A sombra e a Luz _ a arte da criação


Tinham-lhe dito que a vida era mais espinhos que rosas. Que havia muitas pedras no caminho. E sempre lhe indicaram o caminho da luz. Há que evitar as trevas, o dark side. E o pecado e os demónios e as tentações.

O caminho do meio. O equilibrismo na corda bamba. E quantos desafios traz a vida. Que nos recorda é um risco, impermanente. Cheia de subtilezas e outras mesmo de quedas monstruosas e pontapés.

E sempre me questionei sobre a separatividade. O bom e o mau. Porque temos de escolher um dos lados. Porque nos continuamos a dividir?

E lá fugia ela para o seu mundo encantado da imaginação para fugir a toda esta confusão que não entendia. Coloria o mundo à sua maneira muito abstracta, dava-lhe música, cantava-lhe canções e acreditava no bem. Como tirar a dor e o sofrimento do mundo eram as suas questões de criança. Porque se faziam mal uns aos outros, se levávamos a bondade dentro?

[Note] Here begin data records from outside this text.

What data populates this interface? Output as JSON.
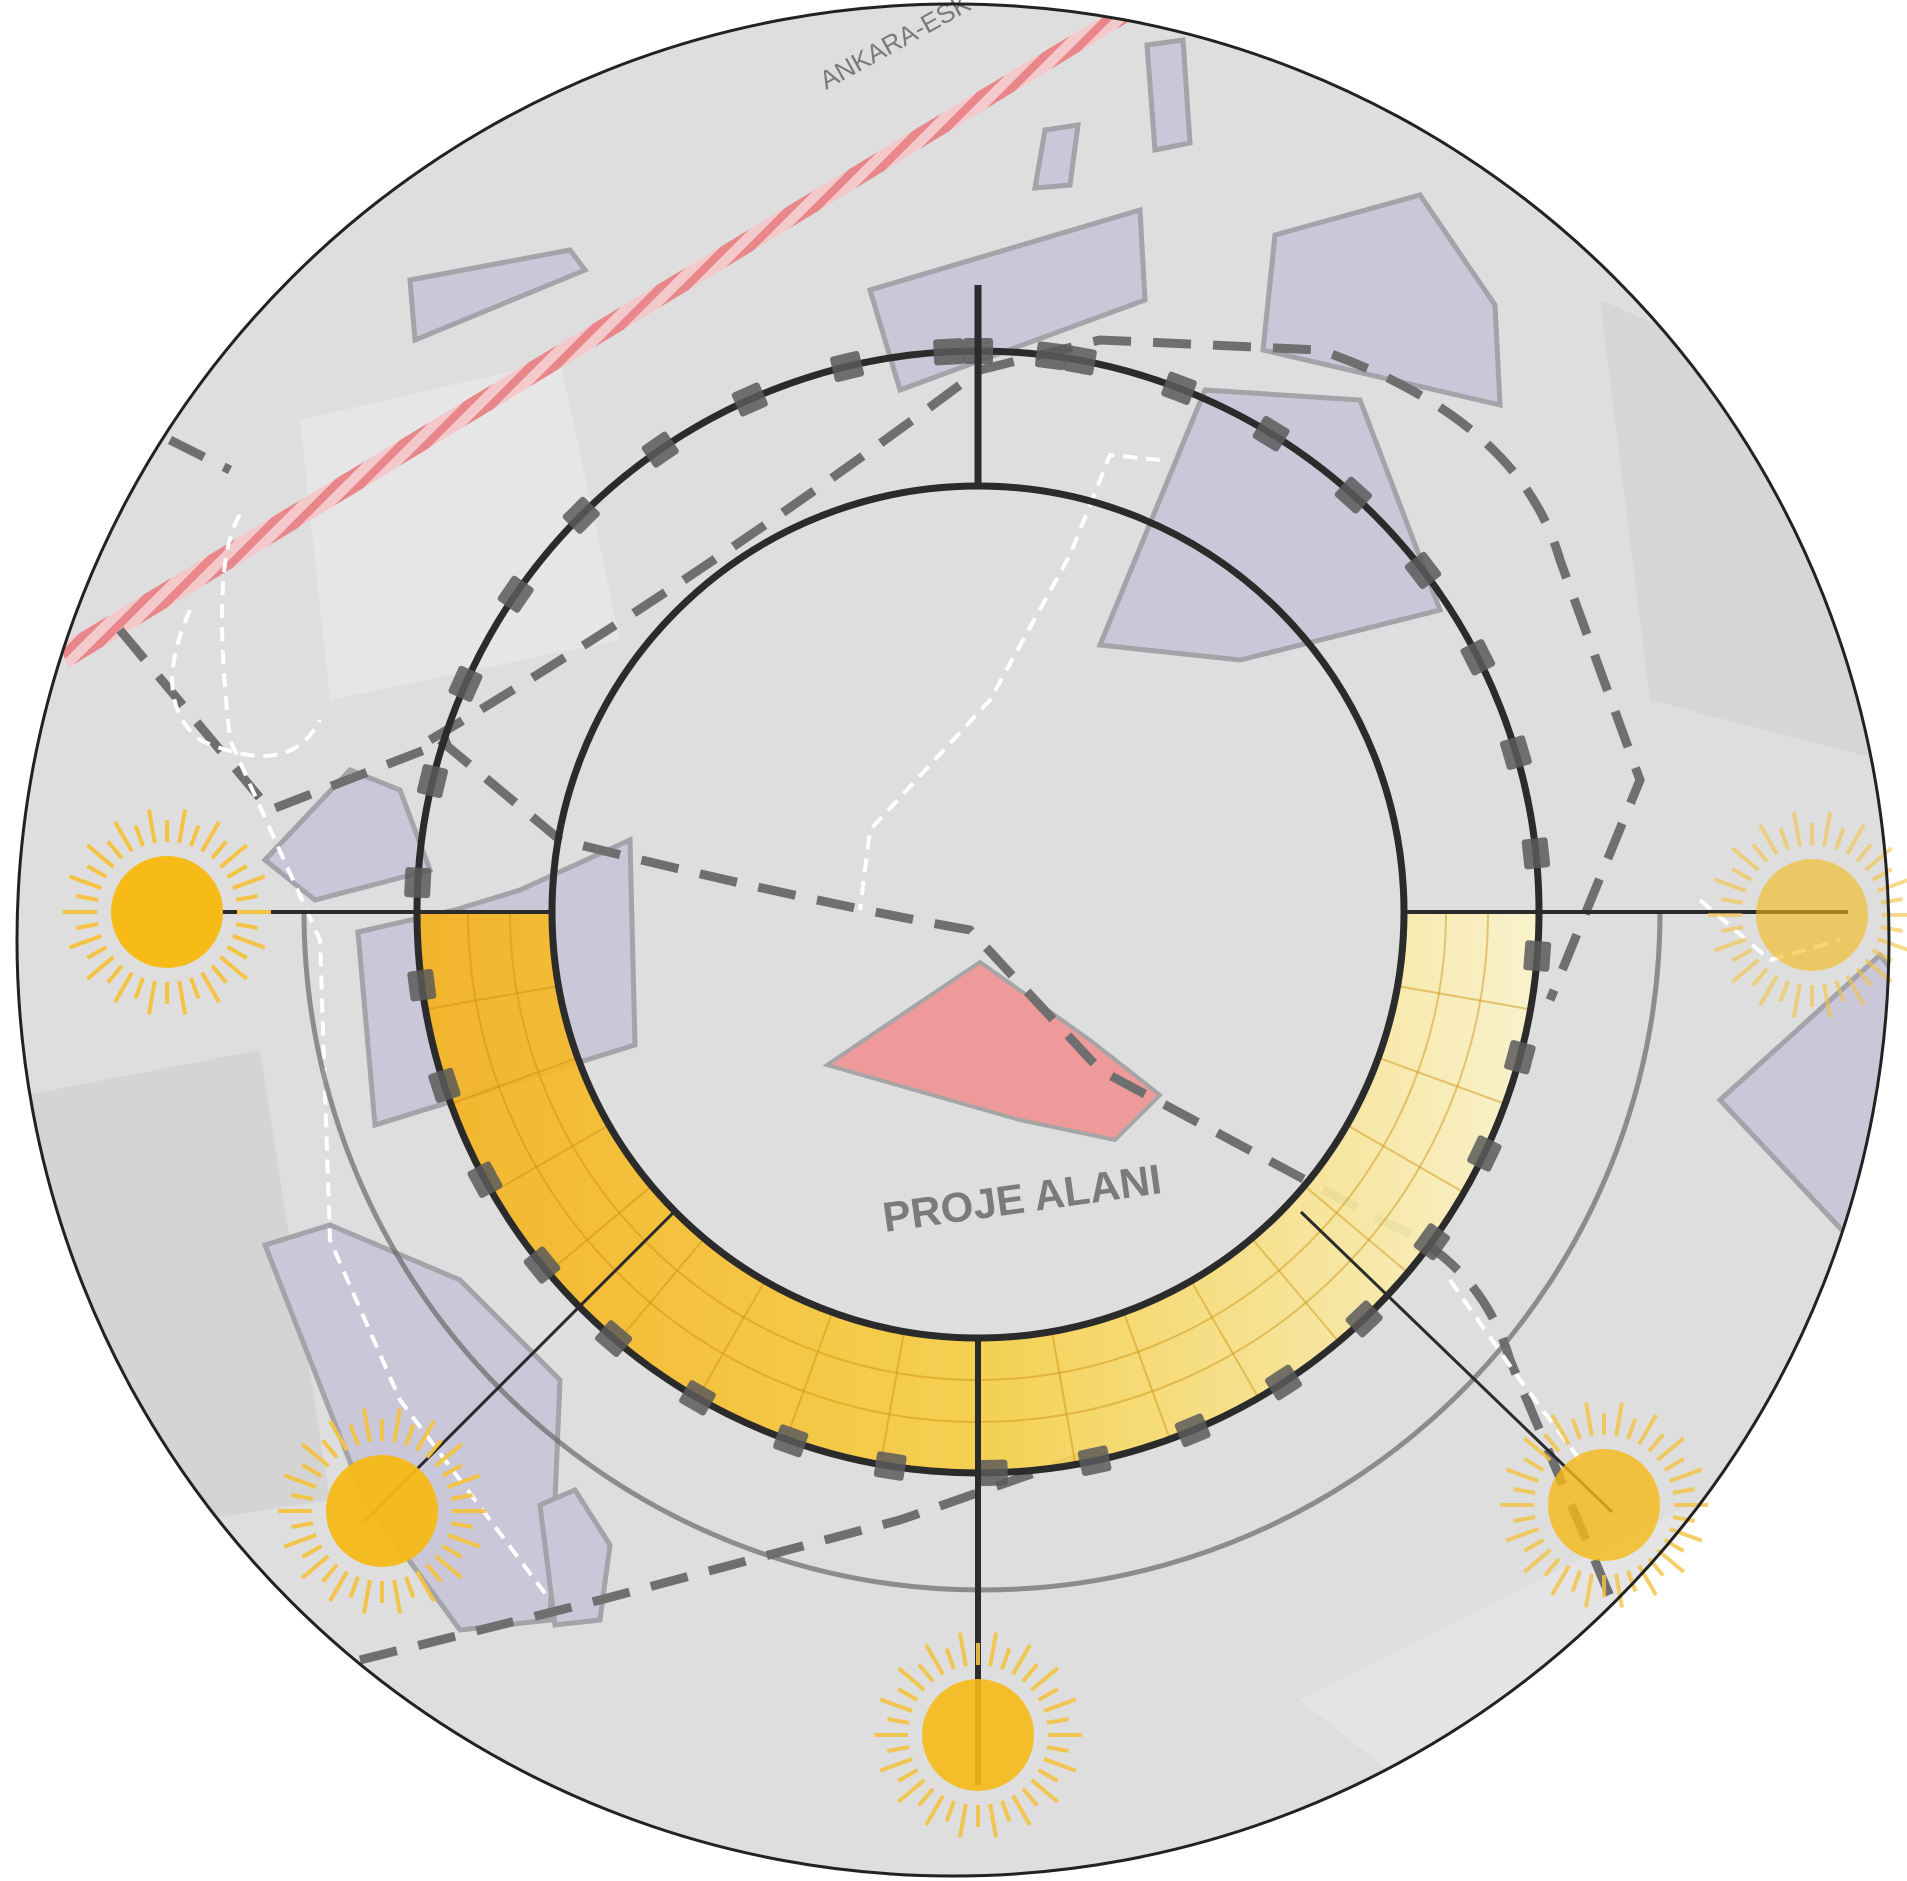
{
  "diagram": {
    "road_label": "ANKARA-ESK",
    "site_label": "PROJE ALANI"
  },
  "colors": {
    "map_background": "#dcdcdc",
    "building_fill": "#c9c7d8",
    "building_stroke": "#9f9fa6",
    "road_hatch": "#e8868a",
    "site_fill": "#ee9a9a",
    "sun": "#f6bb16",
    "sun_rays": "#f4c343",
    "ring": "#2b2b2b",
    "dash": "#707070"
  },
  "icons": {
    "sun": "sun-icon",
    "marker": "square-marker"
  },
  "sun_positions": [
    "west",
    "south-west",
    "south",
    "south-east",
    "east"
  ]
}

E depois destas questões existenciais, via-se ela mesma a ter ataques de raiva, a bater no irmão, porque ele lhe tinha roubado ou estragado as bonecas, as brincadeiras. E quando não lhe faziam as vontades, amuava forte e feio. E lá se ia para o boneco toda a sua bondade e teorias de salvação.

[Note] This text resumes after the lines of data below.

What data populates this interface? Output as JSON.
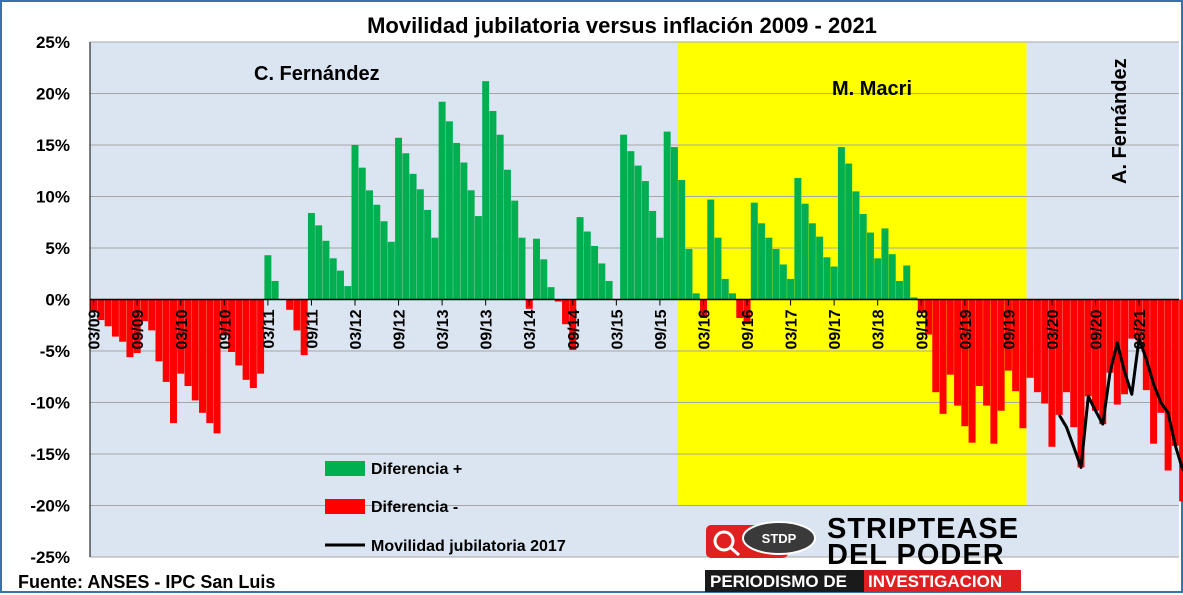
{
  "chart_data": {
    "type": "bar",
    "title": "Movilidad jubilatoria versus inflación 2009 - 2021",
    "source": "Fuente: ANSES  - IPC San Luis",
    "ylim": [
      -25,
      25
    ],
    "yticks": [
      25,
      20,
      15,
      10,
      5,
      0,
      -5,
      -10,
      -15,
      -20,
      -25
    ],
    "ytick_labels": [
      "25%",
      "20%",
      "15%",
      "10%",
      "5%",
      "0%",
      "-5%",
      "-10%",
      "-15%",
      "-20%",
      "-25%"
    ],
    "x_start": "03/09",
    "x_end": "08/21",
    "x_ticks": [
      "03/09",
      "09/09",
      "03/10",
      "09/10",
      "03/11",
      "09/11",
      "03/12",
      "09/12",
      "03/13",
      "09/13",
      "03/14",
      "09/14",
      "03/15",
      "09/15",
      "03/16",
      "09/16",
      "03/17",
      "09/17",
      "03/18",
      "09/18",
      "03/19",
      "09/19",
      "03/20",
      "09/20",
      "03/21"
    ],
    "grid": "horizontal",
    "legend_position": "bottom-center",
    "legend": [
      {
        "label": "Diferencia +",
        "color": "#00b050",
        "kind": "bar"
      },
      {
        "label": "Diferencia -",
        "color": "#ff0000",
        "kind": "bar"
      },
      {
        "label": "Movilidad jubilatoria 2017",
        "color": "#000000",
        "kind": "line"
      }
    ],
    "annotations": [
      {
        "text": "C. Fernández",
        "rotated": false
      },
      {
        "text": "M. Macri",
        "rotated": false
      },
      {
        "text": "A. Fernández",
        "rotated": true
      }
    ],
    "highlight_period": {
      "label": "M. Macri",
      "color": "#ffff00",
      "from": "12/15",
      "to": "12/19"
    },
    "series": [
      {
        "name": "Diferencia",
        "positive_color": "#00b050",
        "negative_color": "#ff0000",
        "values": [
          -1.2,
          -2.0,
          -2.6,
          -3.6,
          -4.1,
          -5.6,
          -5.2,
          -2.1,
          -3.0,
          -6.0,
          -8.0,
          -12.0,
          -7.2,
          -8.4,
          -9.8,
          -11.0,
          -12.0,
          -13.0,
          -3.5,
          -5.1,
          -6.4,
          -7.8,
          -8.6,
          -7.2,
          4.3,
          1.8,
          0,
          -1.0,
          -3.0,
          -5.4,
          8.4,
          7.2,
          5.7,
          4.0,
          2.8,
          1.3,
          15.0,
          12.8,
          10.6,
          9.2,
          7.6,
          5.6,
          15.7,
          14.2,
          12.2,
          10.7,
          8.7,
          6.0,
          19.2,
          17.3,
          15.2,
          13.3,
          10.6,
          8.1,
          21.2,
          18.3,
          16.0,
          12.6,
          9.6,
          6.0,
          -0.9,
          5.9,
          3.9,
          1.2,
          -0.2,
          -2.4,
          -4.9,
          8.0,
          6.6,
          5.2,
          3.5,
          1.8,
          0,
          16.0,
          14.4,
          13.0,
          11.5,
          8.6,
          6.0,
          16.3,
          14.8,
          11.6,
          4.9,
          0.6,
          -1.8,
          9.7,
          6.0,
          2.0,
          0.6,
          -1.8,
          -2.4,
          9.4,
          7.4,
          6.0,
          4.9,
          3.4,
          2.0,
          11.8,
          9.3,
          7.4,
          6.1,
          4.1,
          3.2,
          14.8,
          13.2,
          10.5,
          8.3,
          6.5,
          4.0,
          6.9,
          4.4,
          1.8,
          3.3,
          0.2,
          -1.3,
          -3.4,
          -9.0,
          -11.1,
          -7.3,
          -10.3,
          -12.3,
          -13.9,
          -8.4,
          -10.3,
          -14.0,
          -10.8,
          -6.9,
          -8.9,
          -12.5,
          -7.6,
          -9.0,
          -10.1,
          -14.3,
          -11.2,
          -9.0,
          -12.4,
          -16.3,
          -9.4,
          -10.8,
          -12.1,
          -7.1,
          -10.2,
          -9.2,
          -3.8,
          -4.0,
          -8.8,
          -14.0,
          -11.0,
          -16.6,
          -14.2,
          -19.6,
          -16.5,
          -19.3,
          -22.0
        ],
        "line_name": "Movilidad jubilatoria 2017",
        "line_from": "04/20",
        "line_values": [
          -11.2,
          -12.4,
          -14.3,
          -16.3,
          -9.4,
          -10.8,
          -12.1,
          -7.1,
          -4.2,
          -7.0,
          -9.2,
          -3.8,
          -5.8,
          -8.2,
          -10.0,
          -11.0,
          -14.2,
          -16.5,
          -13.9,
          -16.8,
          -19.4
        ]
      }
    ]
  },
  "logo": {
    "badge": "STDP",
    "line1": "STRIPTEASE",
    "line2": "DEL PODER",
    "bar_left": "PERIODISMO DE ",
    "bar_right": "INVESTIGACION"
  }
}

Também ela estava ferida.  E achava que se o mundo se curasse, também ela podia ser curada.
Era uma criança e quis carregar a dor do mundo, para que pudesse dar-se conta da sua e olhar para si.

Não queria os espinhos, as pedras, porque não podia ter só o bom?

Queria sempre resolver qualquer incómodo que sentia, e de preferência já. Não tinha paciência para se suportar na sua ferida. E a pouco e pouco foi desconstruindo-se. Permitindo-se olhar e relaxar.

 E que pedras tão bonitas, e que espinhos tão belos. E a apreciar a própria sombra. Que a faz arrefecer de todo o calor que leva dentro. Leva dentro os melhores temperos para uma vida regada.

O azeite e o vinagre não se misturam, mas a combinação dos dois sintetizam um tempero magnifico. 

Na polaridade reconheço partes que não estavam acessíveis. Posso reunir mais, tornar consciente. Fortalecer e abraçar mais as revelações que vão chegando. Re-conciliar. 

E sabemos que o que é desconhecido traz conflito. E como apaziguar a diferença que mora dentro. As dissonâncias, os diferentes ritmos e tonalidades?

Enquanto houve partes que quis separar e livrar dentro de si por achar feias, falha, defeito e sombrias, tudo o que fez foi conter, reprimir, resistir.  E com o passar das crises, dos conflitos, das resoluções começou a perceber que é relaxar o esfíncter.

Não se levar tanto a sério. Não querer definir. Não estar identificada com as flutuações. E que pode ser tudo, e é tudo em vários momentos. E que sai o pior e o melhor. E da obscuridade e da sombra sai uma força enorme, um potencial de energia que emerge que estava encoberta e gera algo novo. É criador e regenerador quando permite que saia.

E quando acolhe faz as pazes e deixa espaço para que tudo exista. E quanto mais espaço vai criando dentro para aceitar a diversidade que habita.... Guess what?!

O mundo cá fora amplia, cresce. Pois somos feitos da mesma matéria. Somos natureza dentro e fora. E simplificamos.  Que podemos ser complexos, mas simples.

E desconstruir é criar novas pontes. É Amar a Obscuridade para que se Faça Luz!

Assim é a vida que cresce silenciosamente na terra e num útero.